Subject: Re: [xsl] every tenth row change bgcolor
From: Wendell Piez <wapiez@xxxxxxxxxxxxxxxx>
Date: Mon, 09 Jun 2003 12:37:55 -0400
At 05:52 AM 6/9/2003, Larry wrote:
Sorry to be picky, but here you mention 'pushing' nodes to a template using <xsl:apply-templates select="foo"/>, I've always regarded that as pulling... is that right? I've always thought the only way you can use 'push' is through a basic <xsl:apply-templates/> where the next node to process is decided by document order, with any select statement (apply-templates or for-each) pulling nodes through (e.g. the nodes to process are decided by the stylesheet).
I may be missing one of the fundamentals here :)

Having ushered for one of Ken's talks where he talks about push vs. pull (Hi Ken! <g>), I think the best way to break it down is push = apply-templates, while pull = value-of. The key being the ORDER of elements in push being decided by the order in the source document, while the order of elements in the pull method being decided by the stylesheet. You're "pulling in" the value, as opposed to letting the XSLT processor "push" the value to you in the order it finds it. The match attribute is just a filter.

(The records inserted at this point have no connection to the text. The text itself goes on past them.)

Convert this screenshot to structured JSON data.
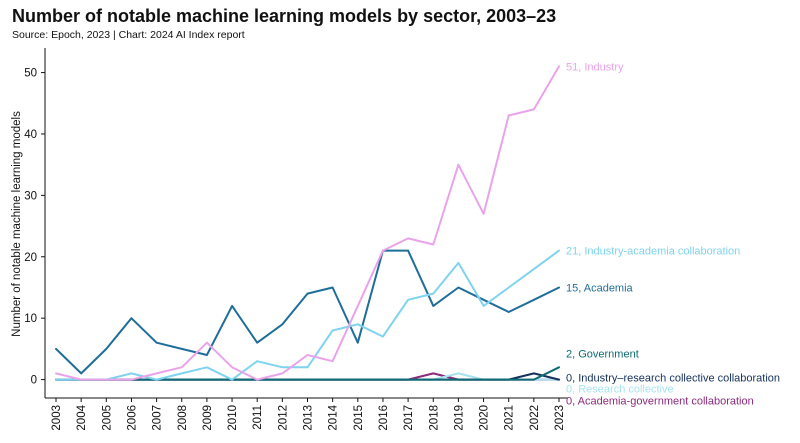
{
  "chart_data": {
    "type": "line",
    "title": "Number of notable machine learning models by sector, 2003–23",
    "subtitle": "Source: Epoch, 2023 | Chart: 2024 AI Index report",
    "ylabel": "Number of notable machine learning models",
    "xlabel": "",
    "ylim": [
      -3,
      54
    ],
    "yticks": [
      0,
      10,
      20,
      30,
      40,
      50
    ],
    "grid": false,
    "legend": "end-labels",
    "categories": [
      "2003",
      "2004",
      "2005",
      "2006",
      "2007",
      "2008",
      "2009",
      "2010",
      "2011",
      "2012",
      "2013",
      "2014",
      "2015",
      "2016",
      "2017",
      "2018",
      "2019",
      "2020",
      "2021",
      "2022",
      "2023"
    ],
    "series": [
      {
        "name": "Industry",
        "end_label": "51, Industry",
        "color": "#e9a3ea",
        "values": [
          1,
          0,
          0,
          0,
          1,
          2,
          6,
          2,
          0,
          1,
          4,
          3,
          12,
          21,
          23,
          22,
          35,
          27,
          43,
          44,
          51
        ]
      },
      {
        "name": "Industry-academia collaboration",
        "end_label": "21, Industry-academia collaboration",
        "color": "#7fd3ef",
        "values": [
          0,
          0,
          0,
          1,
          0,
          1,
          2,
          0,
          3,
          2,
          2,
          8,
          9,
          7,
          13,
          14,
          19,
          12,
          15,
          18,
          21
        ]
      },
      {
        "name": "Academia",
        "end_label": "15, Academia",
        "color": "#1f6e9a",
        "values": [
          5,
          1,
          5,
          10,
          6,
          5,
          4,
          12,
          6,
          9,
          14,
          15,
          6,
          21,
          21,
          12,
          15,
          13,
          11,
          13,
          15
        ]
      },
      {
        "name": "Government",
        "end_label": "2, Government",
        "color": "#0e6a74",
        "values": [
          0,
          0,
          0,
          0,
          0,
          0,
          0,
          0,
          0,
          0,
          0,
          0,
          0,
          0,
          0,
          0,
          0,
          0,
          0,
          0,
          2
        ]
      },
      {
        "name": "Industry–research collective collaboration",
        "end_label": "0, Industry–research collective collaboration",
        "color": "#14305c",
        "values": [
          0,
          0,
          0,
          0,
          0,
          0,
          0,
          0,
          0,
          0,
          0,
          0,
          0,
          0,
          0,
          0,
          0,
          0,
          0,
          1,
          0
        ]
      },
      {
        "name": "Research collective",
        "end_label": "0, Research collective",
        "color": "#a8e2f2",
        "values": [
          0,
          0,
          0,
          0,
          0,
          0,
          0,
          0,
          0,
          0,
          0,
          0,
          0,
          0,
          0,
          0,
          1,
          0,
          0,
          0,
          0
        ]
      },
      {
        "name": "Academia-government collaboration",
        "end_label": "0, Academia-government collaboration",
        "color": "#8c2a7c",
        "values": [
          0,
          0,
          0,
          0,
          0,
          0,
          0,
          0,
          0,
          0,
          0,
          0,
          0,
          0,
          0,
          1,
          0,
          0,
          0,
          0,
          0
        ]
      }
    ]
  }
}
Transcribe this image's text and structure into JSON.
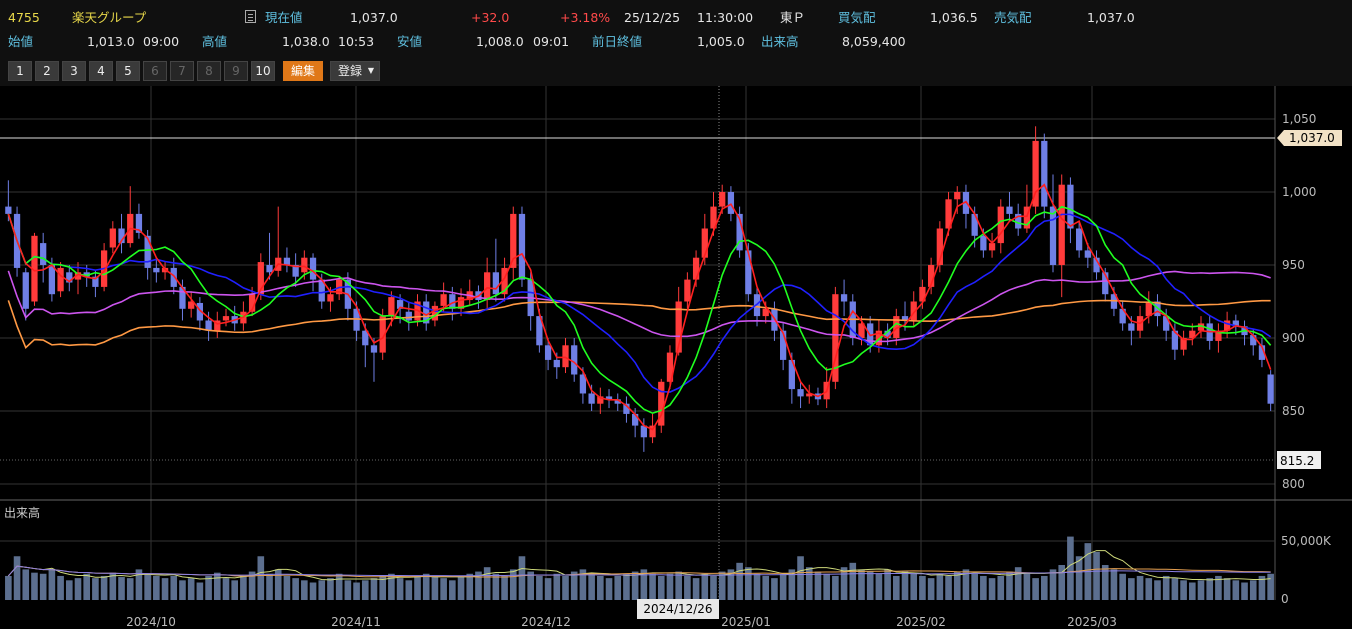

With all respect, I think this discussion indicates how far short of a clean, technical distinction is made by "push/pull". It's a handy distinction to make, but a rough one.


If "pull" is apply-templates, and "push" is value-of (a useful indicator, I agree), what about for-each? Pull, I think we'd mostly say -- but from the processing point of view, as we've also observed more than once, there's really hardly a difference between using a for-each and a template in a special mode.

If "pull" is when you contrain the order, and "push" is when you let document order proceed (again a useful indicator), what if you use apply-templates with xsl:sort?

What makes it worse is that I have heard from experienced technologists who've been working with these kinds of things since well before XSL, XSLT is, itself, just plain pull, since its process is driven by the building of the result tree, not on the processing of the input tree. (In contradistinction to DSSSL, for example, I am told.)

Yet in a language when you can let apply-templates select a node's children, in document order, by default, and in which you can leave out entire templates and let a built-in template fire ... the whole thing in its most natural, stripped-down form does look an awful lot like "push".

The bottom line is that, while I find the distinction is a very useful one for characterizing differences of approach between different stylesheets, and even when one approach is better than another for a particular problem, nonetheless it's really not the hard-and-fast kind of distinction that you really have to have clear in your mind to make the language work (such as the distinction between a node and a string, or in XSLT 1.0, between a node set and a result tree fragment). When Ken says the apply-templates "pulls" when it does a select, he's really saying little more than that the select chooses particular nodes from the source tree to process.

Nowhere in the XSLT Rec is anything said about "push". The word "pull" occurs once, but in a way that doesn't make any explicit distinction from "push" (although it does move from explaining how templates can pull values to describe what we have come to call "pull" stylesheets).